A new survey of 1,100 Chartered Accountants of Ireland members based in the Leinster region shows that those working in the profession are well rewarded for their work. Indeed, 75 per cent of accountants surveyed said they had seen their salary increase by at least 10 per cent over the last three years.
Just 6 per cent of accountants surveyed reported a decline in salary over the same period, while 26 per cent of respondents said their salaries had risen by more than 25 per cent.
The figures show that average packages jumped from €89,042 in 2014 to €100,780 last year before reaching the new high of €109,756.
According to the latest survey, the average salary package for a chartered accountant working in industry in their first year post-qualification now stands at €56,800. For those employed in financial services in their first year post-qualification, the average package rises to €58,100.

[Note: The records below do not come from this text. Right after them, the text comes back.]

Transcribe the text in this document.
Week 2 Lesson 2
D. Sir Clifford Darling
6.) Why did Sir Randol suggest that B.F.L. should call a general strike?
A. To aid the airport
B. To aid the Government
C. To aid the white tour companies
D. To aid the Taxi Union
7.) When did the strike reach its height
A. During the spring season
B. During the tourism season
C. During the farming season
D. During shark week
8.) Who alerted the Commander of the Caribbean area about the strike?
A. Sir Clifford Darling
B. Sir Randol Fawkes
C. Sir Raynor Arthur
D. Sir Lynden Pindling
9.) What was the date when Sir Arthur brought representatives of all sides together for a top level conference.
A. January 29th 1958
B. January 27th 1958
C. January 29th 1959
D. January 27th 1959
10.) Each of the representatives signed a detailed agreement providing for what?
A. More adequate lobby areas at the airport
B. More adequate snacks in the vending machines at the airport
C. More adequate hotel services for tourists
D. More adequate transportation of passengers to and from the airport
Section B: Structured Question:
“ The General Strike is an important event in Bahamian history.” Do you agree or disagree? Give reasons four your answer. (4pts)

As well as rising salaries, the report reveals a healthy level of career progression within the profession, with 41 per cent of those surveyed having been promoted in the last three years. This was down slightly from 49 per cent for the same period in 2015 but is still higher than in many other professions.

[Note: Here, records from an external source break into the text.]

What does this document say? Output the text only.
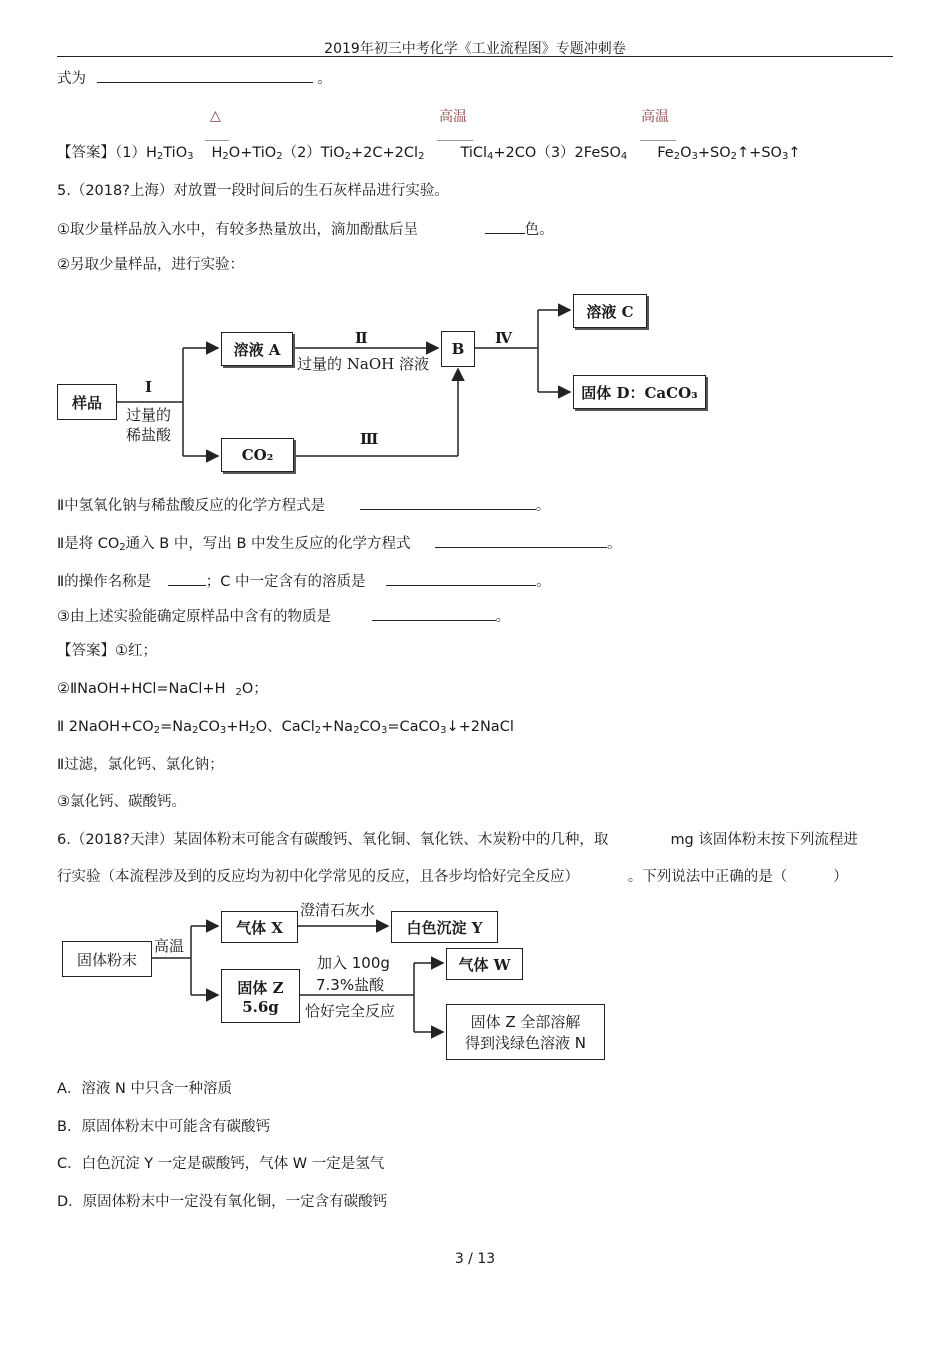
2019年初三中考化学《工业流程图》专题冲刺卷
式为	。
△	高温	高温
【答案】$(1)H_2TiO_3$ $H_2O+TiO_2(2)TiO_2+2C+2Cl_2$ TiCl$_4$+2CO（3）2FeSO$_4$ $Fe_2O_3+SO_2↑+SO_3↑$
5.（2018?上海）对放置一段时间后的生石灰样品进行实验。
①取少量样品放入水中，有较多热量放出，滴加酚酞后呈	色。
②另取少量样品，进行实验：
样品
Ⅰ
过量的
稀盐酸
溶液 A
CO₂
Ⅱ
过量的 NaOH 溶液
Ⅲ
B
Ⅳ
溶液 C
固体 D：CaCO₃
Ⅱ中氢氧化钠与稀盐酸反应的化学方程式是	。
Ⅱ是将 $CO_2$通入 B 中，写出 B 中发生反应的化学方程式	。
Ⅱ的操作名称是	；C 中一定含有的溶质是	。
③由上述实验能确定原样品中含有的物质是	。
【答案】①红；
②ⅡNaOH+HCl=NaCl+H $_2$O；
Ⅱ $2NaOH+CO_2=Na_2CO_3+H_2O$、$CaCl_2+Na_2CO_3=CaCO_3↓+2NaCl$
Ⅱ过滤，氯化钙、氯化钠；
③氯化钙、碳酸钙。
6.（2018?天津）某固体粉末可能含有碳酸钙、氧化铜、氧化铁、木炭粉中的几种，取	mg 该固体粉末按下列流程进
行实验（本流程涉及到的反应均为初中化学常见的反应，且各步均恰好完全反应）	。下列说法中正确的是（	）
固体粉末
高温
气体 X
澄清石灰水
白色沉淀 Y
固体 Z
5.6g
加入 100g
7.3%盐酸
恰好完全反应
气体 W
固体 Z 全部溶解
得到浅绿色溶液 N
A．溶液 N 中只含一种溶质
B．原固体粉末中可能含有碳酸钙
C．白色沉淀 Y 一定是碳酸钙，气体 W 一定是氢气
D．原固体粉末中一定没有氧化铜，一定含有碳酸钙
3 / 13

Just 2 per cent of survey respondents were unemployed at the time the survey was undertaken. Not surprisingly, the vast majority of chartered accountants said they were optimistic about their future prospects with 88 per cent stating they found the jobs market to be positive.

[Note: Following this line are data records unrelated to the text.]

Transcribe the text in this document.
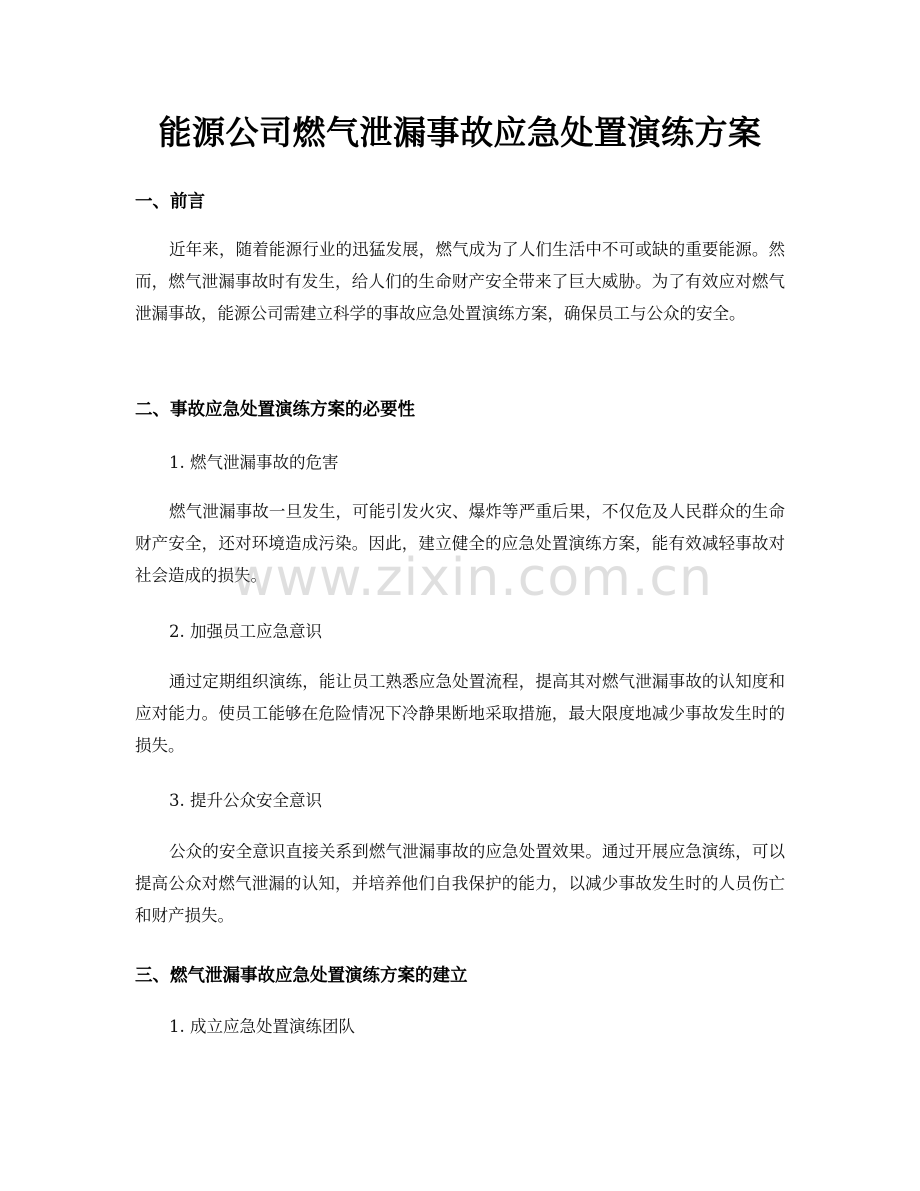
能源公司燃气泄漏事故应急处置演练方案
一、前言

近年来，随着能源行业的迅猛发展，燃气成为了人们生活中不可或缺的重要能源。然而，燃气泄漏事故时有发生，给人们的生命财产安全带来了巨大威胁。为了有效应对燃气泄漏事故，能源公司需建立科学的事故应急处置演练方案，确保员工与公众的安全。

二、事故应急处置演练方案的必要性
1. 燃气泄漏事故的危害

燃气泄漏事故一旦发生，可能引发火灾、爆炸等严重后果，不仅危及人民群众的生命财产安全，还对环境造成污染。因此，建立健全的应急处置演练方案，能有效减轻事故对社会造成的损失。

2. 加强员工应急意识

通过定期组织演练，能让员工熟悉应急处置流程，提高其对燃气泄漏事故的认知度和应对能力。使员工能够在危险情况下冷静果断地采取措施，最大限度地减少事故发生时的损失。

3. 提升公众安全意识

公众的安全意识直接关系到燃气泄漏事故的应急处置效果。通过开展应急演练，可以提高公众对燃气泄漏的认知，并培养他们自我保护的能力，以减少事故发生时的人员伤亡和财产损失。

三、燃气泄漏事故应急处置演练方案的建立
1. 成立应急处置演练团队
www.zixin.com.cn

The survey found that just 24 per cent of respondents worked in accountancy practices with the vast majority working either in financial services or industry.
Commenting on the findings, Shane McAleer, chairman of Chartered Accountants Leinster Society said there were considerable rewards and career progression opportunities for those choosing a career in the profession.
“At the younger end of the profession, we are seeing strong demand for trainees and chartered accountancy remains the largest employer of new graduates in Ireland,” he said.
“We are seeing more training vacancies available in businesses and practices across Ireland for graduates of all backgrounds, and greater flexibility for those who are interested in training to become a chartered accountant,” Mr McAleer added.